Aircraft with centreline thrust have two piston-engines mounted in tandem on the aircraft’s centreline. The loss of one engine alleviates the asymmetric thrust condition associated with twin-engine aircraft with wing-mounted engines. Cessna used the push/pull configuration on their twin-engine Cessna 336/337 Skymaster, with an engine mounted at each end of the fuselage pod. It is more commonly known as a centreline thrust configuration. The first aircraft with centreline thrust was designed and patented by Claudius Honore Dornier (1884-1969) a German airplane designer and manufacturer. One of his more famous designs, in the 1940s was the Dornier Do 335 Pheil (Arrow) heavy fighter with two piston-engines mounted at each end of the fuselage in the centreline thrust configuration. The aircraft arrived too late in WW II to see active service.

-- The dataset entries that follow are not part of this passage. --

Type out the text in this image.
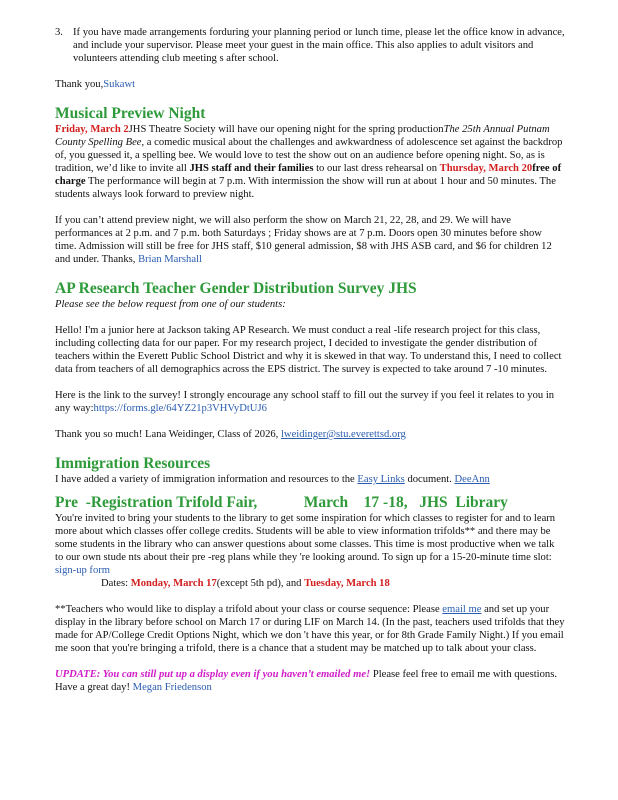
3. If you have made arrangements forduring your planning period or lunch time, please let the office know in advance, and include your supervisor. Please meet your guest in the main office. This also applies to adult visitors and volunteers attending club meeting s after school.

Thank you,Sukawt

Musical Preview Night

Friday, March 2JHS Theatre Society will have our opening night for the spring productionThe 25th Annual Putnam County Spelling Bee, a comedic musical about the challenges and awkwardness of adolescence set against the backdrop of, you guessed it, a spelling bee. We would love to test the show out on an audience before opening night. So, as is tradition, we’d like to invite all JHS staff and their families to our last dress rehearsal on Thursday, March 20free of charge The performance will begin at 7 p.m. With intermission the show will run at about 1 hour and 50 minutes. The students always look forward to preview night.

If you can’t attend preview night, we will also perform the show on March 21, 22, 28, and 29. We will have performances at 2 p.m. and 7 p.m. both Saturdays ; Friday shows are at 7 p.m. Doors open 30 minutes before show time. Admission will still be free for JHS staff, $10 general admission, $8 with JHS ASB card, and $6 for children 12 and under. Thanks, Brian Marshall

AP Research Teacher Gender Distribution Survey JHS

Please see the below request from one of our students:

Hello! I'm a junior here at Jackson taking AP Research. We must conduct a real -life research project for this class, including collecting data for our paper. For my research project, I decided to investigate the gender distribution of teachers within the Everett Public School District and why it is skewed in that way. To understand this, I need to collect data from teachers of all demographics across the EPS district. The survey is expected to take around 7 -10 minutes.

Here is the link to the survey! I strongly encourage any school staff to fill out the survey if you feel it relates to you in any way:https://forms.gle/64YZ21p3VHVyDtUJ6

Thank you so much! Lana Weidinger, Class of 2026, lweidinger@stu.everettsd.org

Immigration Resources

I have added a variety of immigration information and resources to the Easy Links document. DeeAnn

Pre  -Registration Trifold Fair,            March    17 -18,   JHS  Library

You're invited to bring your students to the library to get some inspiration for which classes to register for and to learn more about which classes offer college credits. Students will be able to view information trifolds** and there may be some students in the library who can answer questions about some classes. This time is most productive when we talk to our own stude nts about their pre -reg plans while they 're looking around. To sign up for a 15-20-minute time slot: sign-up form

Dates: Monday, March 17(except 5th pd), and Tuesday, March 18

**Teachers who would like to display a trifold about your class or course sequence: Please email me and set up your display in the library before school on March 17 or during LIF on March 14. (In the past, teachers used trifolds that they made for AP/College Credit Options Night, which we don 't have this year, or for 8th Grade Family Night.) If you email me soon that you're bringing a trifold, there is a chance that a student may be matched up to talk about your class.

UPDATE: You can still put up a display even if you haven’t emailed me! Please feel free to email me with questions. Have a great day! Megan Friedenson
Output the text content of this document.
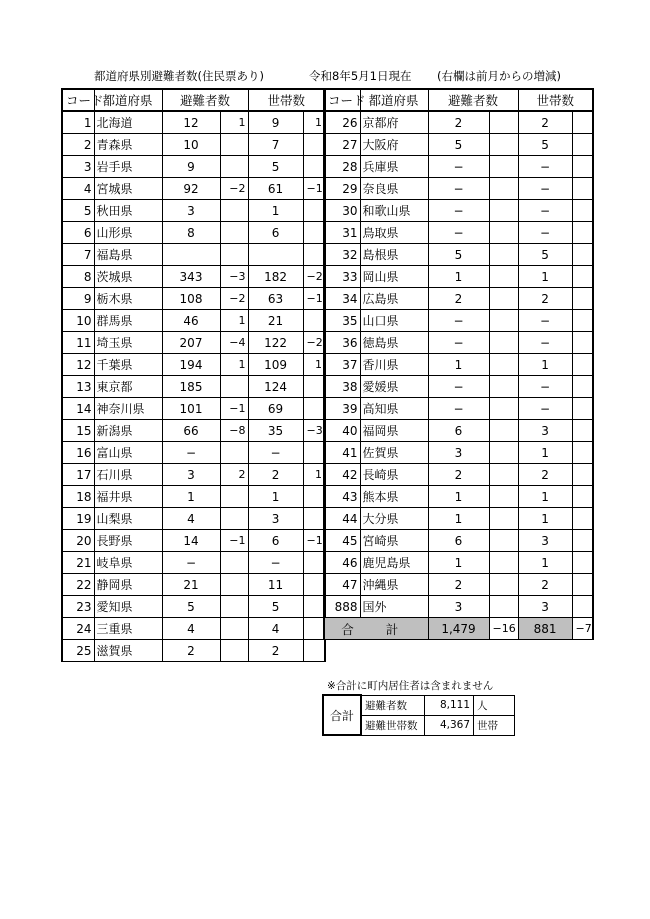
都道府県別避難者数(住民票あり)	令和8年5月1日現在 (右欄は前月からの増減)
コード	都道府県	避難者数		世帯数	
1	北海道	12	1	9	1
2	青森県	10		7	
3	岩手県	9		5	
4	宮城県	92	−2	61	−1
5	秋田県	3		1	
6	山形県	8		6	
7	福島県				
8	茨城県	343	−3	182	−2
9	栃木県	108	−2	63	−1
10	群馬県	46	1	21	
11	埼玉県	207	−4	122	−2
12	千葉県	194	1	109	1
13	東京都	185		124	
14	神奈川県	101	−1	69	
15	新潟県	66	−8	35	−3
16	富山県	−		−	
17	石川県	3	2	2	1
18	福井県	1		1	
19	山梨県	4		3	
20	長野県	14	−1	6	−1
21	岐阜県	−		−	
22	静岡県	21		11	
23	愛知県	5		5	
24	三重県	4		4	
25	滋賀県	2		2	
コード	都道府県	避難者数		世帯数	
26	京都府	2		2	
27	大阪府	5		5	
28	兵庫県	−		−	
29	奈良県	−		−	
30	和歌山県	−		−	
31	鳥取県	−		−	
32	島根県	5		5	
33	岡山県	1		1	
34	広島県	2		2	
35	山口県	−		−	
36	徳島県	−		−	
37	香川県	1		1	
38	愛媛県	−		−	
39	高知県	−		−	
40	福岡県	6		3	
41	佐賀県	3		1	
42	長崎県	2		2	
43	熊本県	1		1	
44	大分県	1		1	
45	宮崎県	6		3	
46	鹿児島県	1		1	
47	沖縄県	2		2	
888	国外	3		3	
合 計		1,479	−16	881	−7
※合計に町内居住者は含まれません
合計	避難者数	8,111	人
	避難世帯数	4,367	世帯
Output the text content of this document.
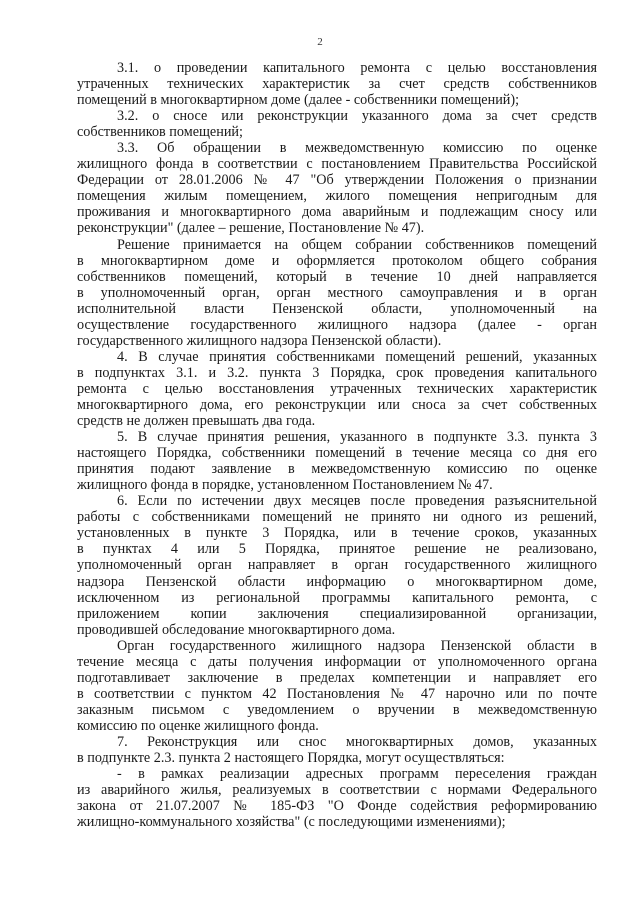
2
3.1. о проведении капитального ремонта с целью восстановления
утраченных технических характеристик за счет средств собственников
помещений в многоквартирном доме (далее - собственники помещений);
3.2. о сносе или реконструкции указанного дома за счет средств
собственников помещений;
3.3. Об обращении в межведомственную комиссию по оценке
жилищного фонда в соответствии с постановлением Правительства Российской
Федерации от 28.01.2006 № 47 "Об утверждении Положения о признании
помещения жилым помещением, жилого помещения непригодным для
проживания и многоквартирного дома аварийным и подлежащим сносу или
реконструкции" (далее – решение, Постановление № 47).
Решение принимается на общем собрании собственников помещений
в многоквартирном доме и оформляется протоколом общего собрания
собственников помещений, который в течение 10 дней направляется
в уполномоченный орган, орган местного самоуправления и в орган
исполнительной власти Пензенской области, уполномоченный на
осуществление государственного жилищного надзора (далее - орган
государственного жилищного надзора Пензенской области).
4. В случае принятия собственниками помещений решений, указанных
в подпунктах 3.1. и 3.2. пункта 3 Порядка, срок проведения капитального
ремонта с целью восстановления утраченных технических характеристик
многоквартирного дома, его реконструкции или сноса за счет собственных
средств не должен превышать два года.
5. В случае принятия решения, указанного в подпункте 3.3. пункта 3
настоящего Порядка, собственники помещений в течение месяца со дня его
принятия подают заявление в межведомственную комиссию по оценке
жилищного фонда в порядке, установленном Постановлением № 47.
6. Если по истечении двух месяцев после проведения разъяснительной
работы с собственниками помещений не принято ни одного из решений,
установленных в пункте 3 Порядка, или в течение сроков, указанных
в пунктах 4 или 5 Порядка, принятое решение не реализовано,
уполномоченный орган направляет в орган государственного жилищного
надзора Пензенской области информацию о многоквартирном доме,
исключенном из региональной программы капитального ремонта, с
приложением копии заключения специализированной организации,
проводившей обследование многоквартирного дома.
Орган государственного жилищного надзора Пензенской области в
течение месяца с даты получения информации от уполномоченного органа
подготавливает заключение в пределах компетенции и направляет его
в соответствии с пунктом 42 Постановления № 47 нарочно или по почте
заказным письмом с уведомлением о вручении в межведомственную
комиссию по оценке жилищного фонда.
7. Реконструкция или снос многоквартирных домов, указанных
в подпункте 2.3. пункта 2 настоящего Порядка, могут осуществляться:
- в рамках реализации адресных программ переселения граждан
из аварийного жилья, реализуемых в соответствии с нормами Федерального
закона от 21.07.2007 № 185-ФЗ "О Фонде содействия реформированию
жилищно-коммунального хозяйства" (с последующими изменениями);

Minimum Control Speed (Vmc)

The minimum control speed (VMC) is the speed at which a multi-engine aircraft can fly with a failed engine and still maintain directional control.

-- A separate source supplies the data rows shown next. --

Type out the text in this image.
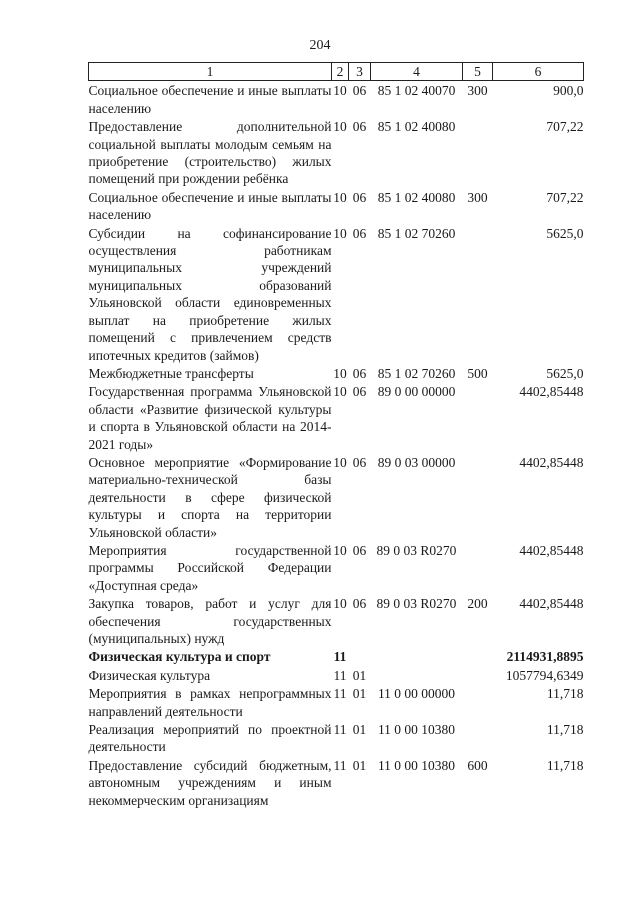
204
1	2	3	4	5	6
Социальное обеспечение и иные выплаты населению	10	06	85 1 02 40070	300	900,0
Предоставление дополнительной социальной выплаты молодым семьям на приобретение (строительство) жилых помещений при рождении ребёнка	10	06	85 1 02 40080		707,22
Социальное обеспечение и иные выплаты населению	10	06	85 1 02 40080	300	707,22
Субсидии на софинансирование осуществления работникам муниципальных учреждений муниципальных образований Ульяновской области единовременных выплат на приобретение жилых помещений с привлечением средств ипотечных кредитов (займов)	10	06	85 1 02 70260		5625,0
Межбюджетные трансферты	10	06	85 1 02 70260	500	5625,0
Государственная программа Ульяновской области «Развитие физической культуры и спорта в Ульяновской области на 2014-2021 годы»	10	06	89 0 00 00000		4402,85448
Основное мероприятие «Формирование материально-технической базы деятельности в сфере физической культуры и спорта на территории Ульяновской области»	10	06	89 0 03 00000		4402,85448
Мероприятия государственной программы Российской Федерации «Доступная среда»	10	06	89 0 03 R0270		4402,85448
Закупка товаров, работ и услуг для обеспечения государственных (муниципальных) нужд	10	06	89 0 03 R0270	200	4402,85448
Физическая культура и спорт	11				2114931,8895
Физическая культура	11	01			1057794,6349
Мероприятия в рамках непрограммных направлений деятельности	11	01	11 0 00 00000		11,718
Реализация мероприятий по проектной деятельности	11	01	11 0 00 10380		11,718
Предоставление субсидий бюджетным, автономным учреждениям и иным некоммерческим организациям	11	01	11 0 00 10380	600	11,718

The VMC speed is determined by the force from the rudder required to maintain directional control to counteract the yaw force caused by an engine failure. Below the VMC speed, rudder authority is reduced and the aircraft will yaw and diverge from the required heading. It was mentioned above: a twin-engine aircraft with both propellers rotating in the same direction has the greatest yaw force with the critical engine failed. To be precise, there are two different air speeds at which the rudder fails to maintain directional control: there is a VMC for each engine. However, the higher of the two air speeds is taken as the operational VMC. Aircraft with counter-rotating propellers have the same amount of yaw force with either engine failed, therefore, the VMC is the same when either engine is failed.

The term VMCA applies to the minimum engine failure control speed when the aircraft is airborne. The VMCA should be no higher than 1.2 times the stalling speed. The term VMCG defines the minimum control speed on the ground, and it must be lower than the take-off decision speed (V1) to ensure directional control can be maintained following an engine failure.